6 Reasons Why BJJ And Submission Wrestling Are Different

28.05.2021 by

The Top 6 Differences Between BJJ And Submission Wrestling

“Submission wrestling” and “submission grappling” are sometimes tossed around as alternative names for no-gi BJJ, but are they actually the same thing? The simplest way to consider the difference is to recognize that submission wrestling is a broad term that encompasses all sorts of grappling arts including BJJ, no-gi BJJ, sambo, judo, and catch wrestling. 

However, the term submission wrestling has come to represent a specific subset of grappling that differs from traditional Brazilian Jiu Jitsu in two major ways: submission wrestling is nearly exclusively no-gi and uses its own ruleset which differs significantly from BJJ. 

This article will explore how these two factors multiply to create 6 major differences that separate BJJ from submission wrestling!

The Most Obvious Difference: The Gi

The Abu Dhabi Combat Club Submission Wrestling World Championship is regarded as the most prestigious submission wrestling competition in the world.

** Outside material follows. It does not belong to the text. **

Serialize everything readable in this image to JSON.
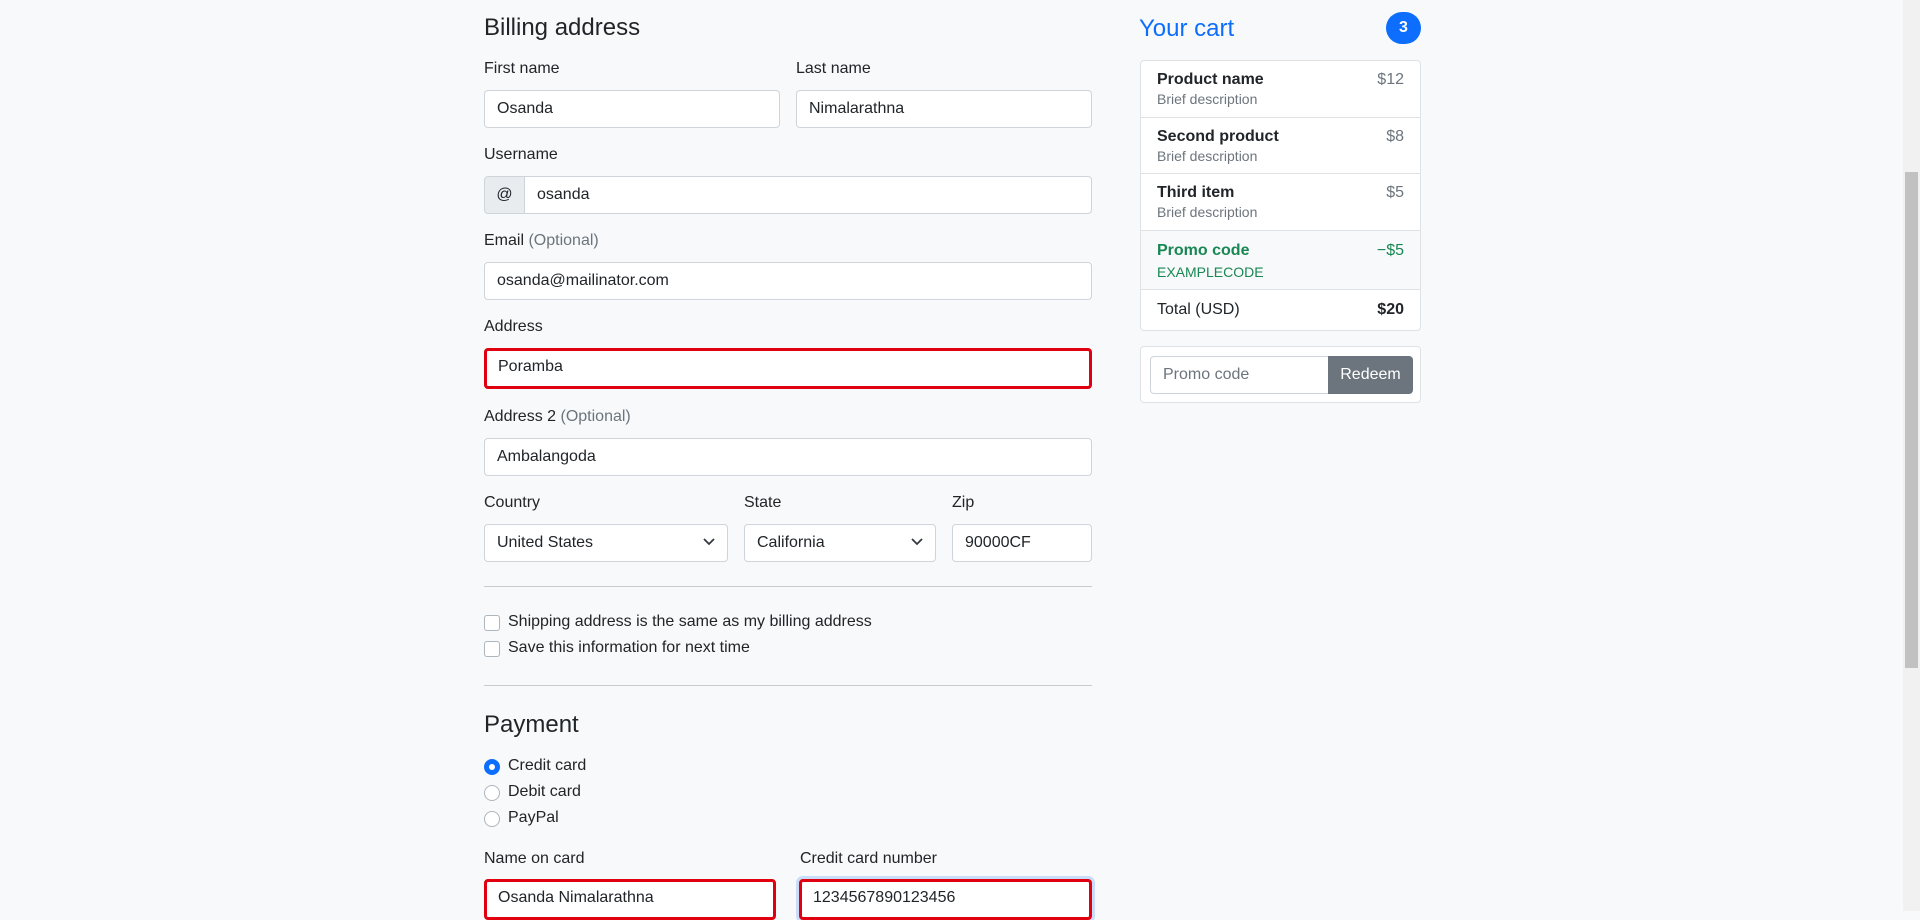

Even the least experienced white belt can immediately tell that the ADCC is different from the IBJJF from a casual glance: no one is wearing a gi! 

While it is true that BJJ practitioners tend to dominate the ADCC, there are notable examples of non-BJJ practitioners being very successful in the tournament. These include athletes like Mark Kerr the ‘Smashing Machine’ and the Russian wrestler Rustam Chsiev.

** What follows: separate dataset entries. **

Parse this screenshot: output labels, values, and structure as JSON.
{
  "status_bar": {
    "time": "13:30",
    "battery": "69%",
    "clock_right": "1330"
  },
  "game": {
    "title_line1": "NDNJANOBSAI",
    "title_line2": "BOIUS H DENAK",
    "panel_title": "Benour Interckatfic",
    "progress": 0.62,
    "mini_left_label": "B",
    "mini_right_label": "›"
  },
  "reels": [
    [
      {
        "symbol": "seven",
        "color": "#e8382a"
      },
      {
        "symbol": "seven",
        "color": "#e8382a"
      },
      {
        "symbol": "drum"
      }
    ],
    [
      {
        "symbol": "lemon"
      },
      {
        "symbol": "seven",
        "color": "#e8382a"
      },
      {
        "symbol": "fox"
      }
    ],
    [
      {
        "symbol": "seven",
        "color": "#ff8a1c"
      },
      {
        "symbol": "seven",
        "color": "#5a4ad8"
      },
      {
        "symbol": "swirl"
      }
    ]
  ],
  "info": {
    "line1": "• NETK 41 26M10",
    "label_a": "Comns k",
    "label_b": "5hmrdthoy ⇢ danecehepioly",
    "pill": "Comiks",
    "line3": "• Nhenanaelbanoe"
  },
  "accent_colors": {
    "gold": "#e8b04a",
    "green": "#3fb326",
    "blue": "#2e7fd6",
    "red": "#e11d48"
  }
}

No-gi BJJ is a subset of submission wrestling, but other combat sports that are practiced without a gi are equally at home in any submission wrestling competition.

Less Friction, More Speed

If you’ve never trained without a gi on it is hard to appreciate how much of a difference taking it off makes. Deprived of the sweat absorbing power of 4 kilos of cotton, two competitors quickly become slick and sweaty. This wouldn’t be that significant if there were robust collars and sleeves to latch onto, but no-gi means no cloth grips either!

he result of this is that no-gi matches are typically faster and more dynamic. Static positions more quickly devolve into scrambles. Without a gi to slow things down, the competitors are forced to maintain a fast pace or risk losing everything they’ve worked for. In that sense, gripping combinations also change and become a lot more challenging and less avaialbale.

No-gi Competitors: Always Moving, Always Stylish

While gi-based competitors often get a break to recompose their gi, no-gi competitors get no such reprieve. This might not seem significant, but under IBJJF rules athletes are permitted 20 seconds to re-adjust their gi each time the referee directs them to do so. Over the course of a match this can add up to minutes of rest.

No-gi competitors aren’t given this downtime and so must train with this greater intensity in mind. This combination of factors makes submission wrestling matches more audience friendly and more physically demanding.

6 Reasons Why BJJ And Submission Wrestling Are Different

Playing by the Rules

Brazilian Jiu Jitsu has its origins in no holds barred grappling. As the name suggests, no holds (submissions) were illegal! However, we’ve come quite a long way from those simpler days and today there are no fewer than 18 techniques prohibited in IBJJF at white belt and 10 prohibited at black belt!

ADCC has just two outlawed techniques: finger pulling and the full nelson.

Fewer Ways to Choke, More Ways to Submit

Without the gi, submission wrestling loses out on a wide variety of strangles. There are no loop chokes, cross-collar chokes, brabo chokes, or baseball bat chokes. However, submission wrestling rules permit a much wider variety of lower-body submissions!

Under IBJJF rules heel hooks are never legal in the gi, even for black belts. Calf slicers, knee bars, figure-four footlocks, and twisting ankle locks are illegal for most junior belts as well. But all of these are fair game under most submission wrestling rulesets.

In the past few years, we’ve seen a rapid advancement in leg locking techniques, with leg entanglements becoming a vital part of any no-gi competitors grappling knowledge.

Plus A Choking Exception!

While the gi lapel allows for some really cool and effective chokes, it also gets in the way of others. There is a reason that most fights in the gi are finished with gi chokes!

Chokes like the guillotine, darce, anaconda, and north-south choke are easier to get without a gi on as there is no fabric to slow you down and get in the way!

Submission Wrestling Front Choke

Harder to get Disqualified

This difference was more prominent in years past as the IBJJF has changed their most problematic rules as of 2021. It used to be that if you reaped your opponents’ leg (your foot crossing over their midline while trapping their knee) you were automatically disqualified. No warning, no penalty, just straight to a DQ.

Thankfully, the IBJJF has realized the error of their ways and have softened this wildly unpopular rule. Now competitors are first warned, then penalized, and only then disqualified.

However, it is still easier to get disqualified under IBJJF rules than in ADCC’s submission grappling rules. Reaping, while not an immediate DQ, is still illegal. Slams are always forbidden under IBJJF rules while ADCC permits them in order to escape submissions!

Scoring: Who Needs Advantages Anyway?

Advantages are a thorny subject amongst BJJ players. For those unfamiliar with them, advantages are tie-breaking points that are awarded for almost accomplishing guard passes or submissions.

The big problem is that how close someone must come to a pass or submission is fundamentally arbitrary, leading many to believe that advantages are inherently unfair. 

No-gi competitions often entirely forgo advantages, leading to simpler and more easily understandable scoring. This doesn’t completely solve the problems of referee bias, but it does eliminate a major point of contention!

Summary

Brazilian Jiu Jitsu has been in a state of evolution ever since it was conceived – but in recent years submission wrestling has been growing ever more distinct. The differences are most readily visible in what the two groups wear: cleanly divided between gi and no-gi. 

Less obvious but no less important are the ways that the sport has changed in response to the different uniforms as well as the more permissive rules that no-gi competitions provide.